Subcontract rate fields
A subcontract rate can include:
- rate name;
- optional reference code;
- category or trade;
- aliases;
- unit;
- default rate;
- currency;
- linked companies.
Name the service, not only the supplier
Good examples:
- Scaffold Installation Crew
- Hot-Dip Galvanising per kg
- NDT Weld Inspection
- Powder Coating per m²
- Structural Engineering Review
The supplier relationship belongs in linked companies. Keeping the service name independent makes the record easier to reuse with several providers.
Category and aliases
Use a category for the trade or service family, such as Coating, Access, Testing, Engineering, Transport, or Installation.
Aliases help users find the same service under familiar wording, such as:
- scaffold crew
- access scaffold
- temporary works
Choose the right unit
The rate may be per hour, day, item, mass, area, length, or lump sum depending on the service.
Confirm whether the supplier’s rate includes:
- materials;
- labour;
- mobilisation;
- minimum charges;
- testing certificates;
- freight;
- tax;
- travel or accommodation.
Linked companies
Link every relevant approved provider. More than one provider can be linked to the same service.
The linked companies are references, not a live supplier quote comparison. Use current job evidence when suppliers offer different prices or conditions.

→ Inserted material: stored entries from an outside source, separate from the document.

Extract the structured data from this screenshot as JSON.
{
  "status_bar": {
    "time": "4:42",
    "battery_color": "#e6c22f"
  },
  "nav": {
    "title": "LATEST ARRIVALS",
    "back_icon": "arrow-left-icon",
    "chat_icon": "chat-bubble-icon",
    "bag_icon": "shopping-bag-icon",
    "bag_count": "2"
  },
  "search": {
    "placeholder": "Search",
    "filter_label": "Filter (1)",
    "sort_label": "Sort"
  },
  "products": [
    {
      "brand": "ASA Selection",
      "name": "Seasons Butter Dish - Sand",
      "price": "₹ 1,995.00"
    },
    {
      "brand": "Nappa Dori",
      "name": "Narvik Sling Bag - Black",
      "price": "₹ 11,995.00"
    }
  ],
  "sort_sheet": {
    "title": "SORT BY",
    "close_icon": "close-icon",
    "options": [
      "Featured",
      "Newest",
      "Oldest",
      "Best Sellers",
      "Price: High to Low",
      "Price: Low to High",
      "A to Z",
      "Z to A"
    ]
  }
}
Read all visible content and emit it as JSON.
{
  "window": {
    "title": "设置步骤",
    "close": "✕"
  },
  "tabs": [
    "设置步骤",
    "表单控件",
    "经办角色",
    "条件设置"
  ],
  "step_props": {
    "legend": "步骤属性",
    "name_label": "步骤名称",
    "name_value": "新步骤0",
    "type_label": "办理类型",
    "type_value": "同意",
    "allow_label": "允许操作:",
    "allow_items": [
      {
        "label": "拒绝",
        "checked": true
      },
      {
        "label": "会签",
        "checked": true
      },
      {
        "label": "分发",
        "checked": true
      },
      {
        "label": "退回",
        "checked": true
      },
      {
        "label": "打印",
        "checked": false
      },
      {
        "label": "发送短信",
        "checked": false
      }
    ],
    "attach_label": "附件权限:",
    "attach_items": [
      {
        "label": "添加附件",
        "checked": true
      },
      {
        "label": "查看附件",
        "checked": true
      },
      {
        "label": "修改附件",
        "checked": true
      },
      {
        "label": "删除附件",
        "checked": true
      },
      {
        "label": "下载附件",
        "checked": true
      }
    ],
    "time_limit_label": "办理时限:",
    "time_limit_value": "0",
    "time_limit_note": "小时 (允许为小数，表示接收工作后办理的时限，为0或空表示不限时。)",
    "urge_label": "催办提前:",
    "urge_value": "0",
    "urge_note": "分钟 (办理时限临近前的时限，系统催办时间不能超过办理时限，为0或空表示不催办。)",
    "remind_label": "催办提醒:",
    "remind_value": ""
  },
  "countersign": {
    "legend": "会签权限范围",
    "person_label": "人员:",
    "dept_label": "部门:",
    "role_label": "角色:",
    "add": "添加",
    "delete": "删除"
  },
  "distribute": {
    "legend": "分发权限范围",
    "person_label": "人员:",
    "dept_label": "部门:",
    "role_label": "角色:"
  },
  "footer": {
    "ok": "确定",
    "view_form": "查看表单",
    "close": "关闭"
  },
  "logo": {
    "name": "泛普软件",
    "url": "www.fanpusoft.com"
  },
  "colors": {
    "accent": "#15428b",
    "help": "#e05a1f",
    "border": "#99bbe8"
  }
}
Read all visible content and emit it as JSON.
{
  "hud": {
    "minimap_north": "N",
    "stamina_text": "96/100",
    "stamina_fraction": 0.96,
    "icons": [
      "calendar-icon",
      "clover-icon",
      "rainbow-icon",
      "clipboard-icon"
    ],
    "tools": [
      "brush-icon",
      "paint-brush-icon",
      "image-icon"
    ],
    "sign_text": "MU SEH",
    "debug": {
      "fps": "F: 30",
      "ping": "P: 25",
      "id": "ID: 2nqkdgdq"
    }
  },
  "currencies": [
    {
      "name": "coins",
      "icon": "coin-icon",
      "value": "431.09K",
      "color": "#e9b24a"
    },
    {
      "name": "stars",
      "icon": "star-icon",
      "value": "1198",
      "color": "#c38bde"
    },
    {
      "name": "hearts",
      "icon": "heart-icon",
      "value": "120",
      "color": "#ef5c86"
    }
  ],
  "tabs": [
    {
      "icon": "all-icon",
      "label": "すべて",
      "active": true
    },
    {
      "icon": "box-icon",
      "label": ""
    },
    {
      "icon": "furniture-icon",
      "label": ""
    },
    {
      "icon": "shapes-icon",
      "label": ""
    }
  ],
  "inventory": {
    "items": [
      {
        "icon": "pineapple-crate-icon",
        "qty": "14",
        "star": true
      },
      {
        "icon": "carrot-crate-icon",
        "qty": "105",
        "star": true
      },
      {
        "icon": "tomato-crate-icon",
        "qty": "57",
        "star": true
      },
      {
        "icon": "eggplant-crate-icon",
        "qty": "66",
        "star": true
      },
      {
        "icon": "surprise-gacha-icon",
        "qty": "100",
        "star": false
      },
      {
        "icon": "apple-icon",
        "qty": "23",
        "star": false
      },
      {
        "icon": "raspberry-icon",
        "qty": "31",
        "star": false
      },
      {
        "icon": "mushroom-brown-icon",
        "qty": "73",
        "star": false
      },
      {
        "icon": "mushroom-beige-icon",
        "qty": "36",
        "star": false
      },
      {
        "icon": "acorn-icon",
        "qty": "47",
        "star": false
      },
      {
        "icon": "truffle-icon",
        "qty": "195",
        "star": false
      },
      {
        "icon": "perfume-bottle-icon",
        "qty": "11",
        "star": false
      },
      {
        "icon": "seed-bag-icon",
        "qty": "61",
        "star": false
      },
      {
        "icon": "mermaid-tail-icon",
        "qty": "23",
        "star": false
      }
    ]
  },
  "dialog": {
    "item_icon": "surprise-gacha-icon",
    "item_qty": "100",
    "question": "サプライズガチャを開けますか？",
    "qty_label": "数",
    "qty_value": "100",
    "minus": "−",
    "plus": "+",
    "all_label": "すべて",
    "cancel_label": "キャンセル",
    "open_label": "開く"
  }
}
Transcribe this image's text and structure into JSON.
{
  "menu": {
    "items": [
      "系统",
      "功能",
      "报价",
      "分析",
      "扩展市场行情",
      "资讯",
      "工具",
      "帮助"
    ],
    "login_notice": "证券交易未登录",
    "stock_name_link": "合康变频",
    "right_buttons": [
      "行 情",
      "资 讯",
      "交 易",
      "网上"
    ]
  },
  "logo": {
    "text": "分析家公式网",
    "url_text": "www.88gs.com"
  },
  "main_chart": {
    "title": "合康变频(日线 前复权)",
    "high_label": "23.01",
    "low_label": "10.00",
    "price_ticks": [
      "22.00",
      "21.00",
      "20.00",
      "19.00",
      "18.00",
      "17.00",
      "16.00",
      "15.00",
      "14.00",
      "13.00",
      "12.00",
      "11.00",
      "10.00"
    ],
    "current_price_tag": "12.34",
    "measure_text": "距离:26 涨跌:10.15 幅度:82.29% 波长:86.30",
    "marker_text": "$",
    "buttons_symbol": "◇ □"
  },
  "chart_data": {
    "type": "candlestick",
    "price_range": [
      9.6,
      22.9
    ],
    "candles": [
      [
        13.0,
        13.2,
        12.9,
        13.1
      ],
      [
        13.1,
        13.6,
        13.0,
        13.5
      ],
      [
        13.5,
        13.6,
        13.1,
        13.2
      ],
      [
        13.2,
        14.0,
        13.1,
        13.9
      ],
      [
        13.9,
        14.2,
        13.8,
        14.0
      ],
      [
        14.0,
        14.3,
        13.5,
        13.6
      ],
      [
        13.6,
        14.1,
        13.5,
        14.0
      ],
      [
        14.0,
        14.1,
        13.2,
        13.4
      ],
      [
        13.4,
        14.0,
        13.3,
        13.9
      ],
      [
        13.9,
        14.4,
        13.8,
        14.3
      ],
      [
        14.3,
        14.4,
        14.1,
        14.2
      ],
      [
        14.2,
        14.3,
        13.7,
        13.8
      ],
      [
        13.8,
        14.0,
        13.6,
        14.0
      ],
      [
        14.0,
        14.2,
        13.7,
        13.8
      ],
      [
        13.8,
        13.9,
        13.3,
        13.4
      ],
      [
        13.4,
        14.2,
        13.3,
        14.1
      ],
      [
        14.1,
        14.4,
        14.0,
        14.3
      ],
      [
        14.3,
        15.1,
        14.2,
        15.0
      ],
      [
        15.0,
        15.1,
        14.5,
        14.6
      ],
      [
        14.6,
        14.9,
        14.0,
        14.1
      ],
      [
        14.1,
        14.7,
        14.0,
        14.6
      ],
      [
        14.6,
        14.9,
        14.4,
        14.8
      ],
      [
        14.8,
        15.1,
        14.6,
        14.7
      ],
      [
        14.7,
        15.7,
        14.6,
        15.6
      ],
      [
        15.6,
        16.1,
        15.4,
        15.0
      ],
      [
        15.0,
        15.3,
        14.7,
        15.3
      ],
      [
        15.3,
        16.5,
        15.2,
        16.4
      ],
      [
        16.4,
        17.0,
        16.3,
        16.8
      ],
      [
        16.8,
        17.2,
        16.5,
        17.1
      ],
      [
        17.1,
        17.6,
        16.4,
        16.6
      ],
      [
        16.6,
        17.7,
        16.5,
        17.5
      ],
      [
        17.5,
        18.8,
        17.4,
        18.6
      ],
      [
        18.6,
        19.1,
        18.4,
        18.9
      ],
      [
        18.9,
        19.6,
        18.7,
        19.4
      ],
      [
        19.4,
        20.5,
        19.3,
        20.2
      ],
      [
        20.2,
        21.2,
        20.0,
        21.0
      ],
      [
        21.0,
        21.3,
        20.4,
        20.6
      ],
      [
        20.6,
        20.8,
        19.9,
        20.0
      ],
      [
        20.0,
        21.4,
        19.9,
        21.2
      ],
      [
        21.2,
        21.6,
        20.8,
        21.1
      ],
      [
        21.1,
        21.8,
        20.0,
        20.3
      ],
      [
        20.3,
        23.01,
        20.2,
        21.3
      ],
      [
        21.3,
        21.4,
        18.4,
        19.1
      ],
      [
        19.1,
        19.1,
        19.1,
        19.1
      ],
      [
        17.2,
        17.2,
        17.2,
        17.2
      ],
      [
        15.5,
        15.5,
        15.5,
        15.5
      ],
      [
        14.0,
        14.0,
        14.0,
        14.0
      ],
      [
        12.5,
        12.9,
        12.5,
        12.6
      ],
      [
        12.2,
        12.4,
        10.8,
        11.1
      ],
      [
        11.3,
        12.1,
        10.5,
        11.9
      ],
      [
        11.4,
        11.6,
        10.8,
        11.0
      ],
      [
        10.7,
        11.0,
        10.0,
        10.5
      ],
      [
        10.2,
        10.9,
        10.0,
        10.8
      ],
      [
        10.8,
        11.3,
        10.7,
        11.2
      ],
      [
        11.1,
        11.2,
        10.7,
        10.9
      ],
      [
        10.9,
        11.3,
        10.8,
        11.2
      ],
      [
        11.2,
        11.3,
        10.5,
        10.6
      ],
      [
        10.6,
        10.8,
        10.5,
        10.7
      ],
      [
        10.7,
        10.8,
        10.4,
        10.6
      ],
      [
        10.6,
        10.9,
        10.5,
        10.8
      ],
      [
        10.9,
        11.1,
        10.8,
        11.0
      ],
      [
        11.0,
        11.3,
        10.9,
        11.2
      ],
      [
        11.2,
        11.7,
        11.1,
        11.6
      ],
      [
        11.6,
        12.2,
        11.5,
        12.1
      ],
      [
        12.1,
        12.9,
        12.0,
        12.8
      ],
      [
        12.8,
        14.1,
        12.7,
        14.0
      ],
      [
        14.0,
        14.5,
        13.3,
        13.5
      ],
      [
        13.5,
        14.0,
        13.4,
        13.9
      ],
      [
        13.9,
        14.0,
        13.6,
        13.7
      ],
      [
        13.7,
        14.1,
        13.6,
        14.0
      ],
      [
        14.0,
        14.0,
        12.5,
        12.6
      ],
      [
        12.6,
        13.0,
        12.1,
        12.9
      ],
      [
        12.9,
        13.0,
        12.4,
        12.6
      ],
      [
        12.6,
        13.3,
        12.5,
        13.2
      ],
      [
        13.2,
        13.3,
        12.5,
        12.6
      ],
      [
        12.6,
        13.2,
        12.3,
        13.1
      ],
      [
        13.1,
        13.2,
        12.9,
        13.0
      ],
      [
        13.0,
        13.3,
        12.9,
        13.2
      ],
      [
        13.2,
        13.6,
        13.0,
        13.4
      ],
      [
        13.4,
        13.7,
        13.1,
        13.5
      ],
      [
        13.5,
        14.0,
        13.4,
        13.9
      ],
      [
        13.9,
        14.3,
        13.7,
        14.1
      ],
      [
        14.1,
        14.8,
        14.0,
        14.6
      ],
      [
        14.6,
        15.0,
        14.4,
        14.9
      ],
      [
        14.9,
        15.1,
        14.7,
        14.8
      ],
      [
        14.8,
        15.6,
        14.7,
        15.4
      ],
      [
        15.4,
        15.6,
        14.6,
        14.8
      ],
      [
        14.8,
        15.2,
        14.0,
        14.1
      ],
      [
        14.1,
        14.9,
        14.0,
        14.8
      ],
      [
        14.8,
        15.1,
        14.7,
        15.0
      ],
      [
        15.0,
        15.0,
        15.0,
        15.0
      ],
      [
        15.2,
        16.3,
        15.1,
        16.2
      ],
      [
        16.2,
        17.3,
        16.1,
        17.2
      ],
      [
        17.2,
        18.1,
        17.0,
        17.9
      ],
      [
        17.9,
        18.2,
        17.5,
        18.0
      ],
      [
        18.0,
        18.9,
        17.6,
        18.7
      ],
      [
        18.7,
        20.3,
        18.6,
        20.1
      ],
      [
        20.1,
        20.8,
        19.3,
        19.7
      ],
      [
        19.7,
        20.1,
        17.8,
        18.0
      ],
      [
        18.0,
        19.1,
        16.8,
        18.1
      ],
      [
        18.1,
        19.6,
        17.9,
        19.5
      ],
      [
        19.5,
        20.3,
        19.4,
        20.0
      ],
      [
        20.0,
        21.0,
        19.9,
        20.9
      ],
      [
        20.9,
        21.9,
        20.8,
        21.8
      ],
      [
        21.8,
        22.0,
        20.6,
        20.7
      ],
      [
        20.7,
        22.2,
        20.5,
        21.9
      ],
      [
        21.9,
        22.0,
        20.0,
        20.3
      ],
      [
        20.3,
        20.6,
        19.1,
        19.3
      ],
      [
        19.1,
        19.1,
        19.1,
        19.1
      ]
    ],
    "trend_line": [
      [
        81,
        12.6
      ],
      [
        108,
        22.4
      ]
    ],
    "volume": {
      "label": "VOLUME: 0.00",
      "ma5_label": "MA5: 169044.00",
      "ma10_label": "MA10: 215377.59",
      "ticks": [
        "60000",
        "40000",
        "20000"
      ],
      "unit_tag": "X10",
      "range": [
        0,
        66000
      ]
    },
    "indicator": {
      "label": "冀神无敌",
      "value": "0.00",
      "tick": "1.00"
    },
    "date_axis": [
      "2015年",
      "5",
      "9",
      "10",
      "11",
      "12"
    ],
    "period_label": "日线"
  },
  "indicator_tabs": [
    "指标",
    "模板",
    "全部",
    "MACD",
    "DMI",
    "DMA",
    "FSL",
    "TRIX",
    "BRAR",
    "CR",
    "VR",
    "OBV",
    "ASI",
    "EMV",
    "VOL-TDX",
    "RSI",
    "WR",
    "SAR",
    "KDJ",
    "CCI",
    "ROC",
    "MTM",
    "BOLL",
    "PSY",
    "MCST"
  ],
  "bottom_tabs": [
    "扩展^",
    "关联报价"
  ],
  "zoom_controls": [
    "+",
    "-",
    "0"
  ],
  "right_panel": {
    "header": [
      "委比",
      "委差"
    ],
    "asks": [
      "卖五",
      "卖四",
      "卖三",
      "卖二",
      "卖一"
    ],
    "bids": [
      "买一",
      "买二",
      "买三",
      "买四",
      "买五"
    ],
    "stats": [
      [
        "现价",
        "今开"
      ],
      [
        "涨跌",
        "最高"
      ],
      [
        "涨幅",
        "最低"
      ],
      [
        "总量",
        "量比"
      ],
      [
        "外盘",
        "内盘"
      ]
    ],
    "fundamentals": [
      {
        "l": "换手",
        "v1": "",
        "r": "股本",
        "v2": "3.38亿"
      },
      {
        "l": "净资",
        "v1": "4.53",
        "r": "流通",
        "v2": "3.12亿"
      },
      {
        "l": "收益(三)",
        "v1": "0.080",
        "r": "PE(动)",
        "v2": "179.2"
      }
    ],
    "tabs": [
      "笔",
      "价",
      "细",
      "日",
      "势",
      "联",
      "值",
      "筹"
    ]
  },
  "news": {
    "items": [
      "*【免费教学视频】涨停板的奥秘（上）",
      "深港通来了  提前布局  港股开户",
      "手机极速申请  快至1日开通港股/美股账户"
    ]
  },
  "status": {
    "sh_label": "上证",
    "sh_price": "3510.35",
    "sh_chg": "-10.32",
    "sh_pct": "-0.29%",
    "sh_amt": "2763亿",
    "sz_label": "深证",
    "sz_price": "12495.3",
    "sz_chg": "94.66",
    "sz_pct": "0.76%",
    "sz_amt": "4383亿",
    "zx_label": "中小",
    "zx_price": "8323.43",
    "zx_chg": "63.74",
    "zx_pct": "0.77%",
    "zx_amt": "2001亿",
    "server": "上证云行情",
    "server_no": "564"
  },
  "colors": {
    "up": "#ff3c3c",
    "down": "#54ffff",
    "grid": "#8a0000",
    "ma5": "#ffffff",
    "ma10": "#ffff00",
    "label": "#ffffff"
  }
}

Default rates and one-off quotes
Store a default rate when it is a useful repeatable starting point. Keep a one-off supplier quotation in the RFQ files and use its job-specific value in the estimate.
Example: galvanising
A reusable galvanising rate may be priced per kilogram, while the current supplier also applies a minimum batch charge and freight. Add those separate job-specific costs when they are not included in the reusable rate.